Le fédéral veut retourner les terres expropriées pour l’aéroport de Mirabel

MIRABEL - La saga des expropriés de Mirabel arrive enfin à sa conclusion, un demi-siècle après le grand bouleversement provoqué par la construction de l’aéroport.

Ottawa a annoncé lundi qu’il relance le processus de vente de quelque 750 acres de terrains expropriés en 1969 aux expropriés et à leur succession.

Ces terrains font partie des 11 000 acres de la réserve aéroportuaire dont la rétrocession avait été annoncée en 2006, amorcée en 2008 et prolongée jusqu’en 2013.

Cependant, la portion de 750 acres avait été exclue du programme de vente parce qu’elle était enclavée et inaccessible, un obstacle qui est maintenant levé à la suite d’une entente entre le gouvernement fédéral et la ville de Mirabel pour y donner accès.

L’annonce en a été faite par le ministre fédéral des Transports, Marc Garneau, dans la municipalité laurentienne.

M. Garneau a d’ailleurs reçu un accueil de héros de la part des expropriés, présents en grand nombre à l’hôtel de ville de Mirabel.

Le gouvernement de Pierre Elliott Trudeau avait exproprié quelque 97 000 acres de terres agricoles en 1969 pour la construction de l’aéroport qui devait devenir la plaque tournante du trafic aérien de passagers dans la région de Montréal.
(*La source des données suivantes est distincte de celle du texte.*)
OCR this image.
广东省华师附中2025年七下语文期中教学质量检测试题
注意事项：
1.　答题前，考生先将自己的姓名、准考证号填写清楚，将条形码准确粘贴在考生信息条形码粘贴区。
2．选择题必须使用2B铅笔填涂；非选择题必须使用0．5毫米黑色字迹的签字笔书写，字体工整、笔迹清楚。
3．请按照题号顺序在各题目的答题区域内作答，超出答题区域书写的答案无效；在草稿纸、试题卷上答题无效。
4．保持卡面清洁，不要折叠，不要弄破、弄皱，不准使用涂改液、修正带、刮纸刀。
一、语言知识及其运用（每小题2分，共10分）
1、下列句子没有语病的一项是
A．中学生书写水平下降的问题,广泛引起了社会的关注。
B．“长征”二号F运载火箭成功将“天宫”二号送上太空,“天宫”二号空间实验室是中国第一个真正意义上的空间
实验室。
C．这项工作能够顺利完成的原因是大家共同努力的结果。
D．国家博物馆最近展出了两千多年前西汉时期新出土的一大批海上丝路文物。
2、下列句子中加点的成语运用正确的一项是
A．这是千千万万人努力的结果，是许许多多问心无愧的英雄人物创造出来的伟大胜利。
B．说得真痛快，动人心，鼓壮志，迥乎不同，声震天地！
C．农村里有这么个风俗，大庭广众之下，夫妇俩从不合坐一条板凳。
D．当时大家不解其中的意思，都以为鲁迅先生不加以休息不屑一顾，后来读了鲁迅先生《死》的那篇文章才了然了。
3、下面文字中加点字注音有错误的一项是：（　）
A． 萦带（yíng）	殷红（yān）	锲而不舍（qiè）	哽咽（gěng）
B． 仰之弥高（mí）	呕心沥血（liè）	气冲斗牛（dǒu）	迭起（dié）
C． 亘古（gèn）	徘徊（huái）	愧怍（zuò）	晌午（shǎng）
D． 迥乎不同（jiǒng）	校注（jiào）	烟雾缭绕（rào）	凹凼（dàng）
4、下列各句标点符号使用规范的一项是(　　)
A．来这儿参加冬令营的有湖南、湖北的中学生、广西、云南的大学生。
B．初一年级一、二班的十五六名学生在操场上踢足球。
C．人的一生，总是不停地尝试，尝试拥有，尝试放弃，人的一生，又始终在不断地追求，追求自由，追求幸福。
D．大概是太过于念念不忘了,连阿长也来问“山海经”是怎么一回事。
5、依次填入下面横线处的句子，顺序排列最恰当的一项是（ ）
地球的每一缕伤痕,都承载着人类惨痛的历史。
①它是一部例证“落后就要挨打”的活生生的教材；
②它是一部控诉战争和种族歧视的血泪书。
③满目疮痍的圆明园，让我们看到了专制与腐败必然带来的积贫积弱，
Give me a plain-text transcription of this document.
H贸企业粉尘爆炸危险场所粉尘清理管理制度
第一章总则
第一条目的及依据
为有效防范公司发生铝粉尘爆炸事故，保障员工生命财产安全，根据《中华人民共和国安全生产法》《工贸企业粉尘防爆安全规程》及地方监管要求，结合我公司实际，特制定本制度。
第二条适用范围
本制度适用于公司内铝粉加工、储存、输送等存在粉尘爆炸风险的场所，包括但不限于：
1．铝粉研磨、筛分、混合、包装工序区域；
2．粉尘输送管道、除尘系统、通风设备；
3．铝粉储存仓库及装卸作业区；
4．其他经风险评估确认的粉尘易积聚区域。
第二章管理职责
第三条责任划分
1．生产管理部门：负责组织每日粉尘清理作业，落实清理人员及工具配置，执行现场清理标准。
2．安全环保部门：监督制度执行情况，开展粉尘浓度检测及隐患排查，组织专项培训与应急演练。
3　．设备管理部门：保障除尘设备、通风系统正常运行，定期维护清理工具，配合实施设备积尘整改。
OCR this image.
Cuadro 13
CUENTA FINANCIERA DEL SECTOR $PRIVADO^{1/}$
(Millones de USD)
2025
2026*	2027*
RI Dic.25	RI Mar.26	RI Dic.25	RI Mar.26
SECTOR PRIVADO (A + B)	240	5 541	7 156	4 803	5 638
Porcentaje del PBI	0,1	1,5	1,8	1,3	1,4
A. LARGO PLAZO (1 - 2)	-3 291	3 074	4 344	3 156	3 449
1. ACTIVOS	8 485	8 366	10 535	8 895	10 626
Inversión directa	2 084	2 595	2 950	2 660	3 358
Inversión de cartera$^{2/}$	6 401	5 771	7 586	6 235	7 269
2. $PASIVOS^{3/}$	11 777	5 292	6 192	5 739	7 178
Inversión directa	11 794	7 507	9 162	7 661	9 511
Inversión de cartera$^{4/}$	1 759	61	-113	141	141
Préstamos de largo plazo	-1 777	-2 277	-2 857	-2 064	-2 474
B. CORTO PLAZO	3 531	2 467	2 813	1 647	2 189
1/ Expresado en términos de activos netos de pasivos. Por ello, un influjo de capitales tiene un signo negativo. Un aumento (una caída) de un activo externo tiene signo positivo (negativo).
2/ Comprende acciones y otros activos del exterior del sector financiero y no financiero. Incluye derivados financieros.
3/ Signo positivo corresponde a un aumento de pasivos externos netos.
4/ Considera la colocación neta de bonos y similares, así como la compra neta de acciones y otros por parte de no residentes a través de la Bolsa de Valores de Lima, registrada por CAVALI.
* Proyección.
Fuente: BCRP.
L’aventure s’est avérée un échec sur toute la ligne, culminant avec la démolition de l’aérogare en 2014.

Environ 3000 familles avaient été touchées par ces expropriations.

Depuis, quelque 80 000 de terrains ont été rétrocédées dans les années 1980.

D’autres tractations pourraient survenir, concernant cette fois des terrains inutilisés situés à l’intérieur de la zone aéroportuaire.

La ville de Mirabel réclame depuis longtemps ces terres excédentaires pour son propre développement industriel.